The first is raising the minimum age limit for purchasing and possessing firearms. In Uvalde, the assailant legally bought two assault rifles and more than 1,600 rounds of ammunition just after turning eighteen last month. There’s a reasonable argument to be had as to why teenagers are permitted to buy semiautomatic guns. Despite our country’s contradicting positions on when adulthood sets in (e.g., voting versus drinking), six states—Florida, Washington, Vermont, California, Illinois, and Hawaii—have already increased the minimum purchase age of long guns (shotguns and rifles) to twenty-one; the majority did so following the 2018 massacre in Parkland. Texas in some ways resembles Florida in its politics, so it’s possible, albeit improbable, that the Lone Star State might entertain this change following the second largest school shooting in U.S. history.
The second is “extreme risk protection orders,” or what are commonly referred to as red flag laws. The idea is fairly straightforward: If a person exhibits risk signaling behavior that they might be a threat to themselves or others, a family member, a school official, or a law enforcement officer can secure a court order that allows police to confiscate that person’s weapons and prohibit the purchase of additional firearms for the duration of the order. Currently, nineteen states and Washington, D.C., have some form of red flag law on the books. It’s unclear whether one would have helped in Uvalde, but it might have at least given communities a fighting chance in some of our nation’s deadliest school shootings.

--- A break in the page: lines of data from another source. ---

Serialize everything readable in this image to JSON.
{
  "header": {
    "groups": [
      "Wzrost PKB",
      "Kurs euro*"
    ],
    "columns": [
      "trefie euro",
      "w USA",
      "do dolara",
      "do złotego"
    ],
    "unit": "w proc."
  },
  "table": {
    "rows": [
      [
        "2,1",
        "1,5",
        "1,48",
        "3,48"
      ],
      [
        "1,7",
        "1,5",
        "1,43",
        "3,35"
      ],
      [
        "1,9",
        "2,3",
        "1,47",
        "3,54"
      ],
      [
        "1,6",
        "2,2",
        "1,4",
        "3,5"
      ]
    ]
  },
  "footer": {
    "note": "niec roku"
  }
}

The long odds of any of these ideas materializing, however, is indicative of our broken politics. The ratcheting up of distrust and assumption of bad motives on either side has been a cancer on our political culture and discourse. Politicians and pundits alike are fruitlessly seeking, not to be crass, a silver bullet when what’s required is a serious and deliberative weighing of tradeoffs between liberty and protecting our children from this awful scourge. There are no quick or easy fixes. Thankfully, mass murders in schools of the variety we saw last week are exceedingly rare, but it’s a sad reality that we have now experienced enough of them to recognize the all too disturbing patterns.